McClaren admet que le Guatemala était supérieur lors de la défaite contre la Jamaïque
Facundo Trotta Arrieta
L'expert de Dailysports
Traduit par les éditeurs
Pour la première fois dans l'histoire de la Gold Cup, le Guatemala a brisé sa propre « malédiction » face à la Jamaïque — et l'a fait avec autorité. Le but d’Óscar Santis a suffi à faire tomber les Reggae Boyz dans un match âprement disputé qui marquait les débuts des deux équipes dans la compétition, et même le sélectionneur jamaïcain, Steve McClaren, a dû reconnaître la supériorité des vainqueurs.
« C’était le jour et la nuit par rapport à notre victoire 3-0 à Kingston, » a reconnu McClaren. « Nous nous attendions à une réaction, et le Guatemala l’a pleinement fournie. » Il a salué le rôle du public local pour avoir transcendé les joueurs. « Avec les supporters derrière eux, ils se sont battus comme des lions. Leur envie de gagner était palpable. »

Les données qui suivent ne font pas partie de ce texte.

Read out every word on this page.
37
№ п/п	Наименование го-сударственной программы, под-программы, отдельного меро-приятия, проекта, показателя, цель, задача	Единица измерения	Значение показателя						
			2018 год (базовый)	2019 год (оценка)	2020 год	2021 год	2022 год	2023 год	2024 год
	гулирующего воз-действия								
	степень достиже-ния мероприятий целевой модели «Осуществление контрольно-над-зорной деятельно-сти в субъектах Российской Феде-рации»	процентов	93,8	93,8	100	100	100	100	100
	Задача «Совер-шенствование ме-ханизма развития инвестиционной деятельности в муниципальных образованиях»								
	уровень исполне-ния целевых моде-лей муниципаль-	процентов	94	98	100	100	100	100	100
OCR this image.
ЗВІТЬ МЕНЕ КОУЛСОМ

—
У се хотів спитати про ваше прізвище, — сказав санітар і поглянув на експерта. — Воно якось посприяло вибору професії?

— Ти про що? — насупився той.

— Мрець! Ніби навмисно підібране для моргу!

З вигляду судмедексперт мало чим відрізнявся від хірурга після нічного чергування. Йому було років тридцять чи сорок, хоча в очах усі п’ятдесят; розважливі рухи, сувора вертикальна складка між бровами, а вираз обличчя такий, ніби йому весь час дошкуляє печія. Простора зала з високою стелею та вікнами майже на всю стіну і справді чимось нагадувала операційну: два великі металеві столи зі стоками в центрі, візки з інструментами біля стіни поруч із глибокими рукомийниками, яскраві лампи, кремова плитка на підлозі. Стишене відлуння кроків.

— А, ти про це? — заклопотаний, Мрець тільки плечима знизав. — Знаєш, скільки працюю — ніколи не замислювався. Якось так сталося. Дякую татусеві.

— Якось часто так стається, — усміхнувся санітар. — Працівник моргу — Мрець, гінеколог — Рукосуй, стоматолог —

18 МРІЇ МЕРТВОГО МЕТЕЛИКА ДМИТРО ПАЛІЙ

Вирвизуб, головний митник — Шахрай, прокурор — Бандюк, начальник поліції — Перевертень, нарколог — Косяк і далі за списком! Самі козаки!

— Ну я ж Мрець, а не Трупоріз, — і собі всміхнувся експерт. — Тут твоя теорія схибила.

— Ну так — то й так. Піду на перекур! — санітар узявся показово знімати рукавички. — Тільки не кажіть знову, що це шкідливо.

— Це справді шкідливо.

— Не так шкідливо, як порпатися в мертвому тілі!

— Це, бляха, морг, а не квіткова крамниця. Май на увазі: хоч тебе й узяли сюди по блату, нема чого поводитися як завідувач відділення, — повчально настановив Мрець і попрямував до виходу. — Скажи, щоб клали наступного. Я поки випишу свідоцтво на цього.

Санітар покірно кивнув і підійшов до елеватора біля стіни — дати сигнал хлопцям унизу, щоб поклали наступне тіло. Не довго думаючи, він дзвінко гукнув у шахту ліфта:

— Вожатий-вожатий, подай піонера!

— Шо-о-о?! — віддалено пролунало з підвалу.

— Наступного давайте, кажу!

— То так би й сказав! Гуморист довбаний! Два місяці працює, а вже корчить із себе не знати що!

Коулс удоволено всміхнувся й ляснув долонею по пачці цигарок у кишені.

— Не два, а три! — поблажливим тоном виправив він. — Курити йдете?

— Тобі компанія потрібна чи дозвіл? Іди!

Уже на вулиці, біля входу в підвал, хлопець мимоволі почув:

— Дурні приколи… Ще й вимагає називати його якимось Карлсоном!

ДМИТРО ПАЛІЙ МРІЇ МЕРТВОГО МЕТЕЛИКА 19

Le technicien britannique a souligné le tournant du match : « On a relâché la pression une seconde, on n’a pas su gérer une balle anodine, et ils nous ont sanctionnés. Après ça, c’est devenu très compliqué. » Malgré une grosse pression en fin de rencontre, la Jamaïque n’a jamais réussi à faire sauter la défense guatémaltèque, solide jusqu’au bout.
McClaren a salué la mentalité agressive et l’esprit collectif du Guatemala : « Ils ont joué en outsiders et se sont battus comme des enragés. Cette mentalité a fait la différence, bien plus que la tactique. »
Il a également reconnu la montée en puissance du football en Amérique centrale, citant l’ambiance survoltée au Honduras, au Nicaragua, et désormais au Guatemala. « Il n’y a plus de matches faciles dans cette confédération. Chaque équipe est bien entraînée et affamée, » a-t-il conclu.